Mesele yalnızca 20 yaş altında çalışanlar ve emekçi kadınlar değil. Onlarla beraber emek sömürüsüne tabi tutulan ve halen çalıştırılan (kurye, kasiyer, sağlık emekçisi, depo işçisi vs.) milyonlarca insan var. Virüs sadece 60-65 yaş üstünü etkilemiyor. Virüs herkesi etkiliyor ve aciliyeti olmayan işlerin durdurulması ve çalışanlarının, insani koşullarda bir ücretle, izne çıkartılması, işlemesi gereken sektörlerde çalışanların da sağlık kontrollerinin ve testlerinin düzenli ve dikkatli bir şekilde yapılması gerekmektedir. Bütün bunların yanı sıra virüse karşı canhıraş bir şekilde mücadele ededen tüm sağlık çalışanlarının gereksinimlerinin ücretsiz ve tam olarak karşılanması gerekmektedir.

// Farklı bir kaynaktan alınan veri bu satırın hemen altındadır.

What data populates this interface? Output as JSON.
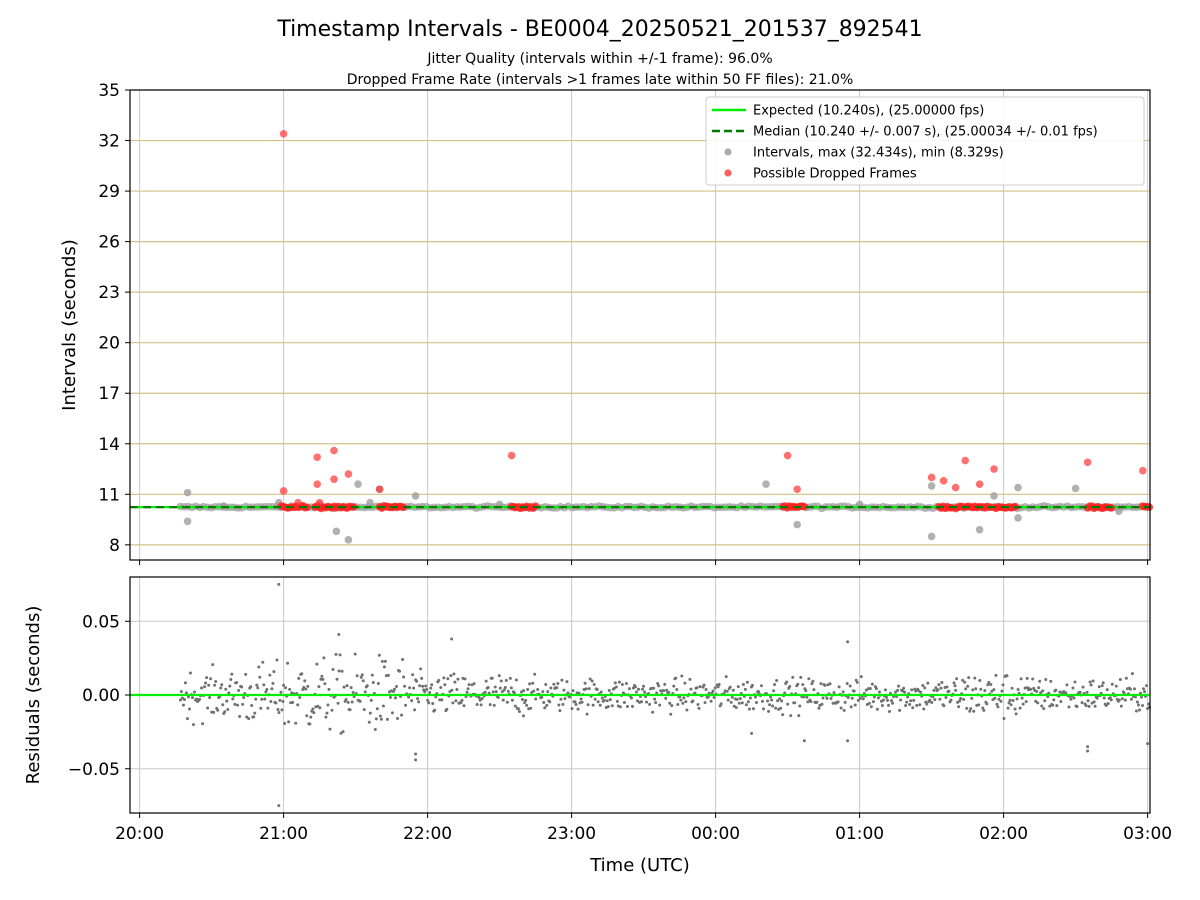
{
  "chart_data": [
    {
      "type": "scatter",
      "title": "Timestamp Intervals - BE0004_20250521_201537_892541",
      "subtitle_lines": [
        "Jitter Quality (intervals within +/-1 frame): 96.0%",
        "Dropped Frame Rate (intervals >1 frames late within 50 FF files): 21.0%"
      ],
      "ylabel": "Intervals (seconds)",
      "xlabel": "",
      "xlim": [
        "19:56",
        "03:01"
      ],
      "ylim": [
        7.1,
        35
      ],
      "yticks": [
        8,
        11,
        14,
        17,
        20,
        23,
        26,
        29,
        32,
        35
      ],
      "xticks": [
        "20:00",
        "21:00",
        "22:00",
        "23:00",
        "00:00",
        "01:00",
        "02:00",
        "03:00"
      ],
      "grid": true,
      "legend_placement": "top-right",
      "legend": [
        {
          "label": "Expected (10.240s), (25.00000 fps)",
          "kind": "line",
          "color": "#00ee00"
        },
        {
          "label": "Median (10.240 +/- 0.007 s), (25.00034 +/- 0.01 fps)",
          "kind": "dashed-line",
          "color": "#007a00"
        },
        {
          "label": "Intervals, max (32.434s), min (8.329s)",
          "kind": "marker",
          "color": "#9e9e9e"
        },
        {
          "label": "Possible Dropped Frames",
          "kind": "marker",
          "color": "#ff4444"
        }
      ],
      "expected_value": 10.24,
      "median_value": 10.24,
      "series_intervals": [
        {
          "t": "20:20",
          "v": 11.1
        },
        {
          "t": "20:20",
          "v": 9.4
        },
        {
          "t": "20:35",
          "v": 10.3
        },
        {
          "t": "20:58",
          "v": 10.5
        },
        {
          "t": "21:15",
          "v": 10.4
        },
        {
          "t": "21:22",
          "v": 8.8
        },
        {
          "t": "21:27",
          "v": 8.3
        },
        {
          "t": "21:31",
          "v": 11.6
        },
        {
          "t": "21:36",
          "v": 10.5
        },
        {
          "t": "21:40",
          "v": 11.3
        },
        {
          "t": "21:55",
          "v": 10.9
        },
        {
          "t": "22:30",
          "v": 10.4
        },
        {
          "t": "00:21",
          "v": 11.6
        },
        {
          "t": "00:34",
          "v": 9.2
        },
        {
          "t": "01:00",
          "v": 10.4
        },
        {
          "t": "01:30",
          "v": 11.5
        },
        {
          "t": "01:30",
          "v": 8.5
        },
        {
          "t": "01:50",
          "v": 8.9
        },
        {
          "t": "01:56",
          "v": 10.9
        },
        {
          "t": "02:06",
          "v": 11.4
        },
        {
          "t": "02:06",
          "v": 9.6
        },
        {
          "t": "02:30",
          "v": 11.35
        },
        {
          "t": "02:48",
          "v": 10.0
        }
      ],
      "series_dropped": [
        {
          "t": "21:00",
          "v": 32.4
        },
        {
          "t": "21:00",
          "v": 11.2
        },
        {
          "t": "21:06",
          "v": 10.5
        },
        {
          "t": "21:14",
          "v": 13.2
        },
        {
          "t": "21:14",
          "v": 11.6
        },
        {
          "t": "21:15",
          "v": 10.5
        },
        {
          "t": "21:21",
          "v": 13.6
        },
        {
          "t": "21:21",
          "v": 11.9
        },
        {
          "t": "21:27",
          "v": 12.2
        },
        {
          "t": "21:40",
          "v": 11.3
        },
        {
          "t": "22:35",
          "v": 13.3
        },
        {
          "t": "00:30",
          "v": 13.3
        },
        {
          "t": "00:34",
          "v": 11.3
        },
        {
          "t": "01:30",
          "v": 12.0
        },
        {
          "t": "01:35",
          "v": 11.8
        },
        {
          "t": "01:40",
          "v": 11.4
        },
        {
          "t": "01:44",
          "v": 13.0
        },
        {
          "t": "01:50",
          "v": 11.6
        },
        {
          "t": "01:56",
          "v": 12.5
        },
        {
          "t": "02:35",
          "v": 12.9
        },
        {
          "t": "02:58",
          "v": 12.4
        }
      ],
      "dropped_clusters": [
        {
          "from": "20:59",
          "to": "21:10"
        },
        {
          "from": "21:13",
          "to": "21:30"
        },
        {
          "from": "21:40",
          "to": "21:50"
        },
        {
          "from": "22:35",
          "to": "22:45"
        },
        {
          "from": "00:28",
          "to": "00:37"
        },
        {
          "from": "01:33",
          "to": "01:39"
        },
        {
          "from": "01:40",
          "to": "01:48"
        },
        {
          "from": "01:48",
          "to": "01:55"
        },
        {
          "from": "01:56",
          "to": "02:05"
        },
        {
          "from": "02:35",
          "to": "02:45"
        },
        {
          "from": "02:58",
          "to": "03:01"
        }
      ]
    },
    {
      "type": "scatter",
      "title": "",
      "xlabel": "Time (UTC)",
      "ylabel": "Residuals (seconds)",
      "xlim": [
        "19:56",
        "03:01"
      ],
      "ylim": [
        -0.08,
        0.08
      ],
      "yticks": [
        -0.05,
        0.0,
        0.05
      ],
      "ytick_labels": [
        "−0.05",
        "0.00",
        "0.05"
      ],
      "xticks": [
        "20:00",
        "21:00",
        "22:00",
        "23:00",
        "00:00",
        "01:00",
        "02:00",
        "03:00"
      ],
      "grid": true,
      "zero_line_color": "#00ee00",
      "point_color": "#707070",
      "outliers": [
        {
          "t": "20:58",
          "v": 0.075
        },
        {
          "t": "20:58",
          "v": -0.075
        },
        {
          "t": "21:23",
          "v": 0.041
        },
        {
          "t": "21:55",
          "v": -0.044
        },
        {
          "t": "21:55",
          "v": -0.04
        },
        {
          "t": "22:10",
          "v": 0.038
        },
        {
          "t": "00:15",
          "v": -0.026
        },
        {
          "t": "00:37",
          "v": -0.031
        },
        {
          "t": "00:55",
          "v": 0.036
        },
        {
          "t": "00:55",
          "v": -0.031
        },
        {
          "t": "02:35",
          "v": -0.035
        },
        {
          "t": "02:35",
          "v": -0.038
        },
        {
          "t": "03:00",
          "v": -0.033
        }
      ],
      "band_profile": [
        {
          "from": "20:17",
          "to": "20:40",
          "spread": 0.01
        },
        {
          "from": "20:40",
          "to": "21:00",
          "spread": 0.013
        },
        {
          "from": "21:00",
          "to": "21:55",
          "spread": 0.016
        },
        {
          "from": "21:55",
          "to": "22:40",
          "spread": 0.009
        },
        {
          "from": "22:40",
          "to": "01:40",
          "spread": 0.007
        },
        {
          "from": "01:40",
          "to": "02:10",
          "spread": 0.01
        },
        {
          "from": "02:10",
          "to": "03:01",
          "spread": 0.007
        }
      ]
    }
  ]
}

Bu pandemi sürecinde patriyarkal, emperyalist- kapitalizmin krizi gün ve gün katlanarak artacaktır. Yaptıkları yatırımlar ve karları küçülmüştür. Bir de üzerine milyonlarca emekçinin yükünü üstlenmeye kalkarlar mı? Kapitalistler bu durumdan elbette ki halkın duygularıyla oynayarak, yani bir takım sanatsal etkinlikleri, çeşitli özendirici ev içi faaliyetleri vb. destekleyip, TV’lere kardeşlik ögeleriyle dolu reklamlar vererek, sıyrılmaya çalışacaklardır. Ama devrimcilerin, tarihin hiçbir yerinde kapitalistlerin bu oyunlarına yakalandıkları görülmemiştir. Kısacası, TV reklamları, çok ünlü kişilerin (çeşitli şirketler aracılığıyla) ekranlardan, sosyal medyadan evde kalma çağrıları ve dahi şu anda aklımıza gelmeyen ama bizlere “sadece evde kalmamızı öğütlerken, dışarılarda çalışmak zorunda olanları bizlere unutturmaya çalışan her şey sınıfsaldır.” Bu nedenle devrimciler ve emekçi halklar kendi doğrularından şaşmadan ve kurtuluşun ellerinde olduğu bilinci ile bu gün daha fazla haykırmalıdır. Ses çıkartmalı ve hayatı durdurmalıdır.